Let’s say we have been given a list of names:
List<String> names = {"Sam", "James", "Selena", "James", "Joe", "Sam", "James"};
We wish to print the frequency map specifying the frequency count of each name in the list:
{Joe=1, James=3, Selena=1, Sam=2}
Java 8 Streams helps us to come up with an easy and pretty straight-forward solution to this problem. Our code would look similar to:
Map<String, Long> frequencyMap = names.stream() .collect(Collectors.groupingBy(Function.identity(), Collectors.counting()));
The idea here is to:
If you’re new to Java 8 Stream, we’ll recommend you check out our article on Java 8 Streams.
Also, if we specifically intend to create a Map<String, Integer> i.e having counts stored as an Integer, we can use:
Map<String, Integer> frequencyMap = names.stream() .collect(Collectors.groupingBy(Function.identity(), Collectors.summingInt(val -> 1)));
Collectors.summingInt() is responsible for summing integer values using a given mapper function. Our mapper function is simply incrementing the value by 1 for each occurrence.

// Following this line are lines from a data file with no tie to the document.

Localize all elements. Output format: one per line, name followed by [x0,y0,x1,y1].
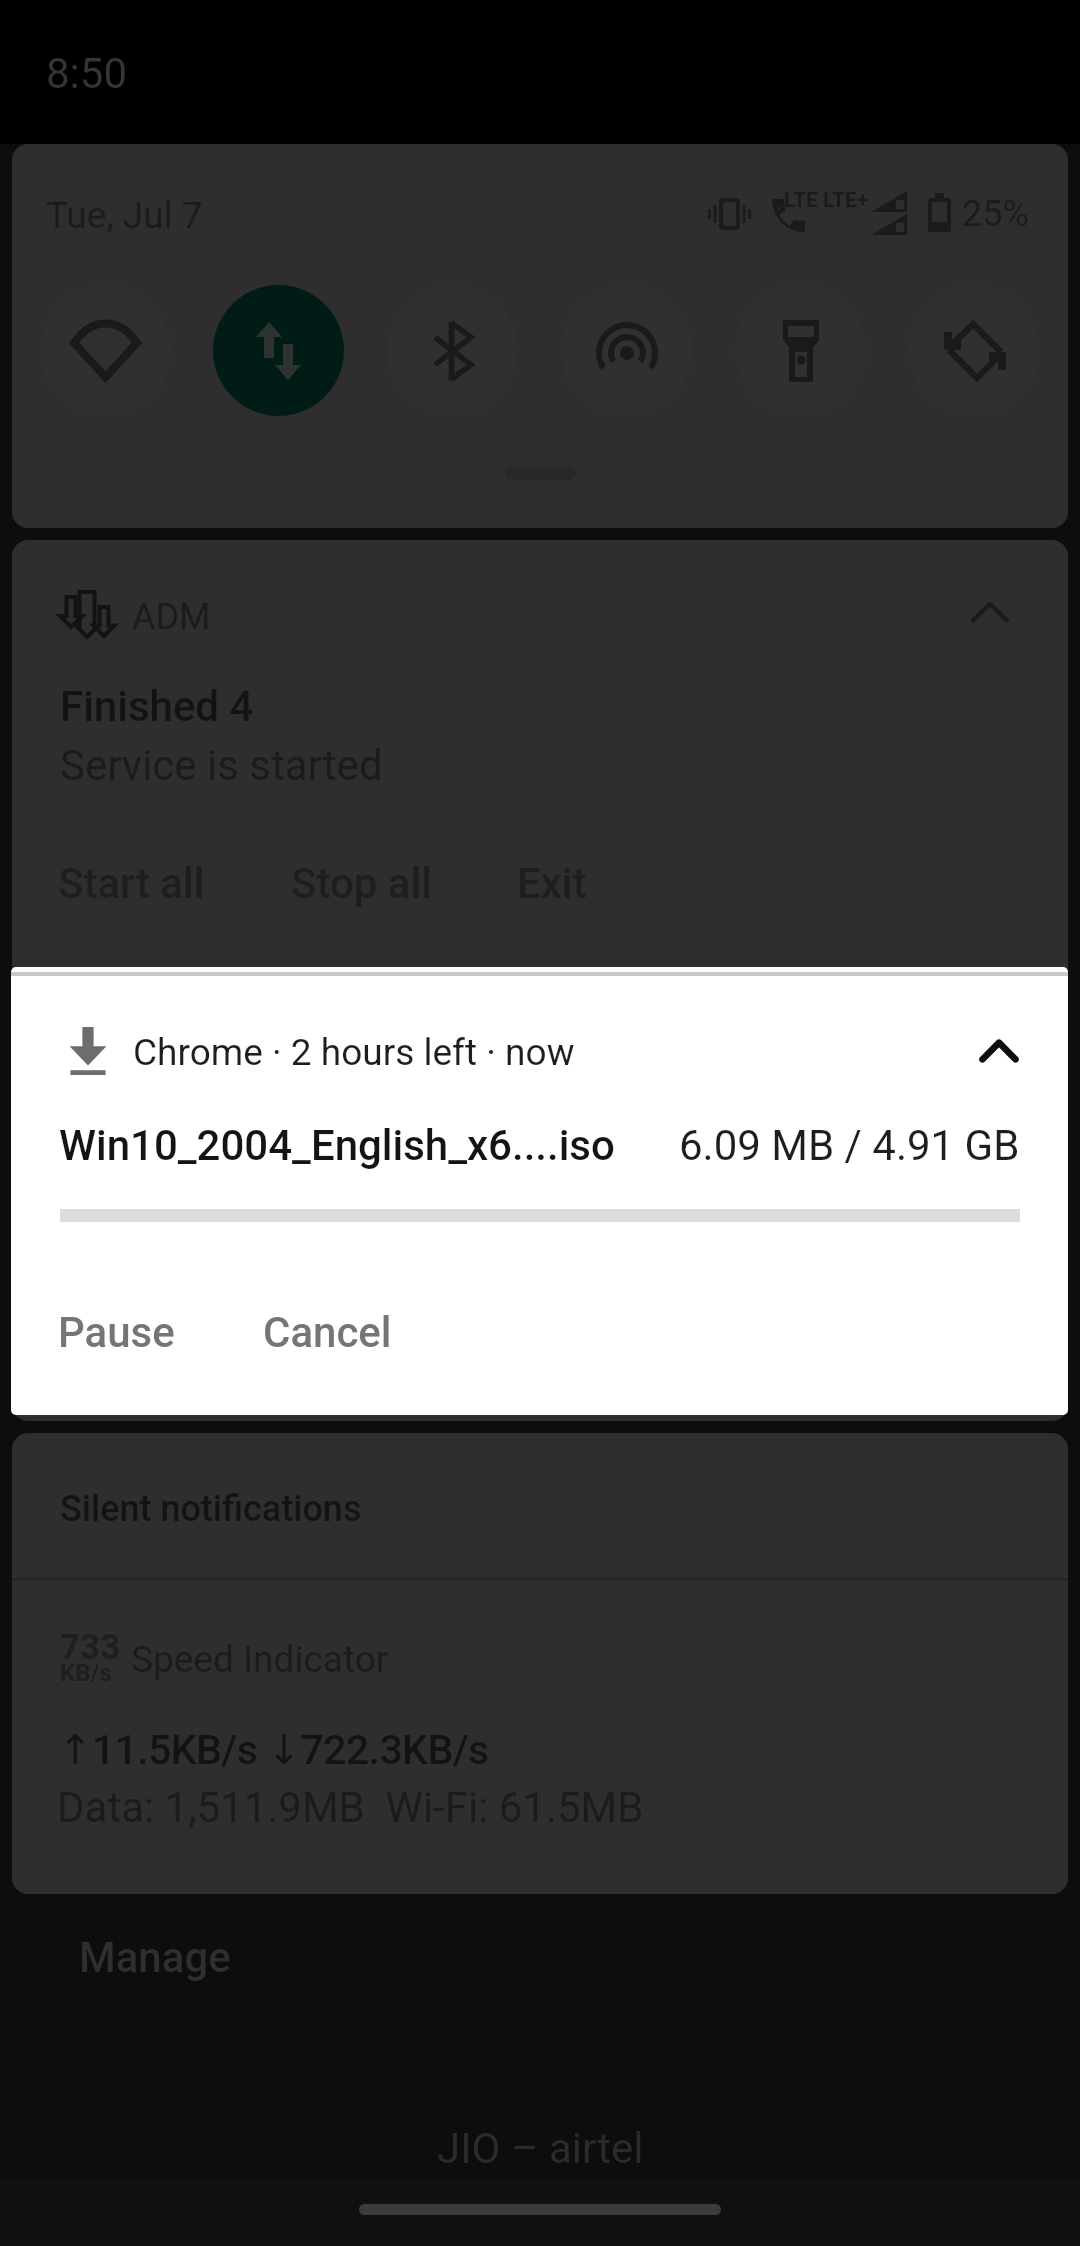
button[interactable]: Hotspot [561,285,692,416]
staticText: Service is started [60,741,383,790]
button[interactable]: Collapse ADM notification [962,584,1018,640]
button[interactable]: Mobile data [213,285,344,416]
staticText: 25% [962,193,1029,235]
staticText: Finished 4 [60,682,254,731]
button[interactable]: Wi-Fi [40,285,171,416]
staticText: Win10_2004_English_x6....iso [59,1121,615,1170]
button[interactable]: Pause [58,1308,175,1357]
staticText: Stop all [291,859,432,908]
staticText: Exit [517,859,587,908]
button[interactable]: Flashlight [735,285,866,416]
staticText: JIO – airtel [437,2124,644,2173]
button[interactable]: Stop all [291,859,432,908]
staticText: Data: 1,511.9MB Wi-Fi: 61.5MB [57,1783,644,1832]
staticText: Tue, Jul 7 [46,194,203,237]
button[interactable]: Manage [79,1933,231,1982]
staticText: 733 [60,1627,121,1668]
button[interactable]: Exit [517,859,587,908]
staticText: ADM [132,596,211,638]
staticText: Cancel [263,1308,392,1357]
staticText: Silent notifications [60,1488,362,1530]
button[interactable]: Start all [58,859,205,908]
staticText: LTE [784,188,818,213]
button[interactable]: Bluetooth [387,285,518,416]
staticText: 8:50 [46,49,127,98]
staticText: Pause [58,1308,175,1357]
staticText: KB/s [60,1659,112,1687]
staticText: Speed Indicator [131,1638,389,1681]
staticText: 6.09 MB / 4.91 GB [679,1121,1020,1170]
button[interactable]: Cancel [263,1308,392,1357]
button[interactable]: Auto rotate [909,285,1040,416]
staticText: ↑11.5KB/s ↓722.3KB/s [58,1726,489,1774]
button[interactable]: Collapse download notification [971,1023,1027,1079]
staticText: Manage [79,1933,231,1982]
staticText: Chrome · 2 hours left · now [133,1031,575,1074]
staticText: LTE+ [823,188,869,213]
staticText: Start all [58,859,205,908]
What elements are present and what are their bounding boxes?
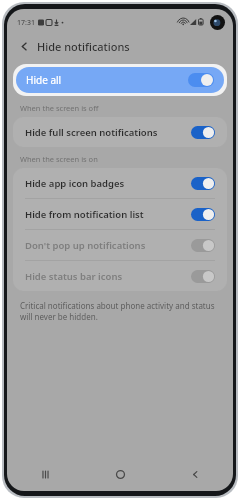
staticText: Hide full screen notifications: [25, 126, 158, 139]
staticText: Hide notifications: [37, 39, 130, 54]
button[interactable]: Back: [16, 38, 32, 54]
staticText: Hide from notification list: [25, 208, 144, 221]
button[interactable]: Home: [83, 459, 158, 489]
button[interactable]: Hide full screen notifications: [13, 117, 227, 147]
staticText: Hide all: [26, 73, 62, 87]
button[interactable]: Don't pop up notifications: [13, 230, 227, 260]
staticText: Don't pop up notifications: [25, 239, 146, 252]
staticText: Hide app icon badges: [25, 177, 125, 190]
button[interactable]: Hide from notification list: [13, 199, 227, 229]
button[interactable]: Back: [158, 459, 233, 489]
staticText: Critical notifications about phone activ…: [20, 300, 220, 322]
staticText: When the screen is off: [20, 103, 99, 113]
staticText: When the screen is on: [20, 154, 98, 164]
button[interactable]: Hide status bar icons: [13, 261, 227, 291]
staticText: 17:31: [17, 18, 35, 28]
button[interactable]: Hide app icon badges: [13, 168, 227, 198]
staticText: Hide status bar icons: [25, 270, 123, 283]
button[interactable]: Recents: [7, 459, 83, 489]
button[interactable]: Hide all: [16, 67, 224, 93]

Let’s further improve over our solution and try to create a frequency map which ignores word casing. So, for a list of names:
List<String> names = {"Sam", "james", "Selena", "JAMes", "Joe", "sam", "JamES"};
Our solution should now ignore letter-casing and return:
{joe=1, selena=1, james=3, sam=2}
We can achieve it by using a very simple tweak to the above solution. It involves transforming each word in the stream to its lowercase version before performing a grouping operation:
Map<String, Long> frequencyMap = names.stream() .map(String::toLowerCase) .collect(Collectors.groupingBy(Function.identity(), Collectors.counting()));
We can further tweak the solution based on our specific requirement.
In this mini-tutorial, we learned how to create a word frequency map in Java 8.
Prior to Java 8, writing a method for calculating a word frequency count usually required us to write around 5-7 lines of code. The idea was to insert new keys into the map and keep on incrementing the counters for any word repetitions.
Java 8 Streams API made this solution a lot more sophisticated and hardly a one-liner. Hope this helps us realize the beauty and power of Java 8 Streams API.